Last edited by a moderator:
Had to look up "spyder pulp" to find out this is python-ish. Interesting IDE, thanks for mentioning it !
Can read rudimentary python, but this is a bit more than that

No idea what's going on. What comes out ? Crash, wrong answer, ... ?

alpha said:
the question was also altered by the prof
What's changed ?

##\ ##

BvU said:
Had to look up "spyder pulp" to find out this is python-ish. Interesting IDE, thanks for mentioning it !
Can read rudimentary python, but this is a bit more than that

No idea what's going on. What comes out ? Crash, wrong answer, ... ?What's changed ?

##\ ##
The number of votes per dollar and the constraints. It doesn't crash but I am not sure the code I've posted above is correct since I've used different sources to figure it out so needed some guidance on the legibility of the code and if I am in the right direction or need drastic changes to my approach

@alpha, I edited the code in post 10 because your use of indexes i and u within brackets gets rendered by browsers as BBCode for italics and underscore.

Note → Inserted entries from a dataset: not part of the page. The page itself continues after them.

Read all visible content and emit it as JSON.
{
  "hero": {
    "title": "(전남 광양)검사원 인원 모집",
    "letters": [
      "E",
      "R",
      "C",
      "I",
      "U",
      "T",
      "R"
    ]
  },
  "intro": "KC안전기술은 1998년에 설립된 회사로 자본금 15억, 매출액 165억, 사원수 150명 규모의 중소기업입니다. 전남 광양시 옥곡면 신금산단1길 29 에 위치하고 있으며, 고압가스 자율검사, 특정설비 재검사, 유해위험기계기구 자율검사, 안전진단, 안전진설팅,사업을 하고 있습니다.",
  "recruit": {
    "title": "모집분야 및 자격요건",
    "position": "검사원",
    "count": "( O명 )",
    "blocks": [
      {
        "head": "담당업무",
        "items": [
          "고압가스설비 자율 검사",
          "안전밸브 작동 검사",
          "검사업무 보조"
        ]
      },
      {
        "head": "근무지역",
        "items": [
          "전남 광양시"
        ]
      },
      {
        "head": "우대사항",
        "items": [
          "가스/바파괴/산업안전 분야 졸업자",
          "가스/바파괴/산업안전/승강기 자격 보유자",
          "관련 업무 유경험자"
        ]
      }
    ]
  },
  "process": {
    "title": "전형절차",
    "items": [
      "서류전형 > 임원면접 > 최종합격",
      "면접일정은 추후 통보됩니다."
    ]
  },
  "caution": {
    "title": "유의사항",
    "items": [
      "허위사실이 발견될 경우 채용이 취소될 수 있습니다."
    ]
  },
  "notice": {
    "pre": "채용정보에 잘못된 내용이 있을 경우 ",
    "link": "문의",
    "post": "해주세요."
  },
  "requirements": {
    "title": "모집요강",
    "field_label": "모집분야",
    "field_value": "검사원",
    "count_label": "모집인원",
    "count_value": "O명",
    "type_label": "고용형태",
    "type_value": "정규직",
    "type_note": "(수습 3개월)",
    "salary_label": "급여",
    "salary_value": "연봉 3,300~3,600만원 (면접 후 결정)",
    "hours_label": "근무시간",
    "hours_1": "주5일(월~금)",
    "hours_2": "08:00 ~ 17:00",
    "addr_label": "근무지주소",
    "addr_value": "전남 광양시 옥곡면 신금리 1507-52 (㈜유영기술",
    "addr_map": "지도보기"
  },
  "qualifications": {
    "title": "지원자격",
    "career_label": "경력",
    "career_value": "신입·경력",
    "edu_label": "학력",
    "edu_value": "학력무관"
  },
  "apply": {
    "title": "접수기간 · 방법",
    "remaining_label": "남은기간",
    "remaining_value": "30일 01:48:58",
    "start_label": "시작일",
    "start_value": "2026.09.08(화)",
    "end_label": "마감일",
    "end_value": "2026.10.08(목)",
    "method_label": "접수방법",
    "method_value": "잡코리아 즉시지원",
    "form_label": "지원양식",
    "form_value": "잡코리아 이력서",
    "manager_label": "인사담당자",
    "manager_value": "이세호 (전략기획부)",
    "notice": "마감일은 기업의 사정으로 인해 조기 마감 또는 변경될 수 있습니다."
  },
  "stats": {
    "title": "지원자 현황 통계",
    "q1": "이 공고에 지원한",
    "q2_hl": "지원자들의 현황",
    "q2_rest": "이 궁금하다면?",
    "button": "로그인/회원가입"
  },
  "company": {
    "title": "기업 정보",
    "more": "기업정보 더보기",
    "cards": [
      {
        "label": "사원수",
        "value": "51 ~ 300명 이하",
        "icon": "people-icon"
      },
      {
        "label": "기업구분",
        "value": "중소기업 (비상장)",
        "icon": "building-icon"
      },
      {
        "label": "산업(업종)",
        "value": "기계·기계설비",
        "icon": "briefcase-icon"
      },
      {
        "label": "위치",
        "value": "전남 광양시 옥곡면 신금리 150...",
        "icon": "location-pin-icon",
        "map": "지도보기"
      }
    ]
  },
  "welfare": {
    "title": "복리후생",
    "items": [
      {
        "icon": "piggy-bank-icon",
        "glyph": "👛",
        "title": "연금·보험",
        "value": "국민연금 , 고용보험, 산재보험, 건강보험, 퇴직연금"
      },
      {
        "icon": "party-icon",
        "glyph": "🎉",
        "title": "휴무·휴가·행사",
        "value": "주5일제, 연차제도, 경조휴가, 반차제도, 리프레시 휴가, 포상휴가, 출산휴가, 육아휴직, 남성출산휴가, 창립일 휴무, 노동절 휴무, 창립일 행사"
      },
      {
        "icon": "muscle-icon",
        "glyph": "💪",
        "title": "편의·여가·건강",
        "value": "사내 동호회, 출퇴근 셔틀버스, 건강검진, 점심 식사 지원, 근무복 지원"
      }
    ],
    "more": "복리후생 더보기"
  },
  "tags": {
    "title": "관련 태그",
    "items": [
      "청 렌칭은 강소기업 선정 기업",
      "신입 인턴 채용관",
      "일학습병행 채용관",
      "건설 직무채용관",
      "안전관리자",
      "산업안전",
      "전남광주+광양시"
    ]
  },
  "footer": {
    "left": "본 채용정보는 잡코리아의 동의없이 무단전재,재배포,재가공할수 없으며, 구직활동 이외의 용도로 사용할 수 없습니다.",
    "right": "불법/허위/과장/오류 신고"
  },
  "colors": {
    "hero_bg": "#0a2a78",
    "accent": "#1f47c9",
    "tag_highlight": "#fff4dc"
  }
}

I modified it by changing [i] and [u] to [ i] and [ u]. IOW, by adding a space between the left bracket and the character inside.

alpha

## 1. What is a Linear Programming Problem?

A Linear Programming Problem (LPP) is a mathematical optimization technique used to find the best possible solution to a problem with linear constraints and a linear objective function. It involves maximizing or minimizing a linear objective function while satisfying a set of linear constraints.

## 2. What are the key components of a Linear Programming Problem?

The key components of a Linear Programming Problem are the decision variables, objective function, and constraints. Decision variables are the unknown quantities that we are trying to optimize. The objective function is a linear mathematical expression that represents the goal of the problem. Constraints are linear inequalities or equations that limit the values of the decision variables.

## 3. What are the different types of Linear Programming Problems?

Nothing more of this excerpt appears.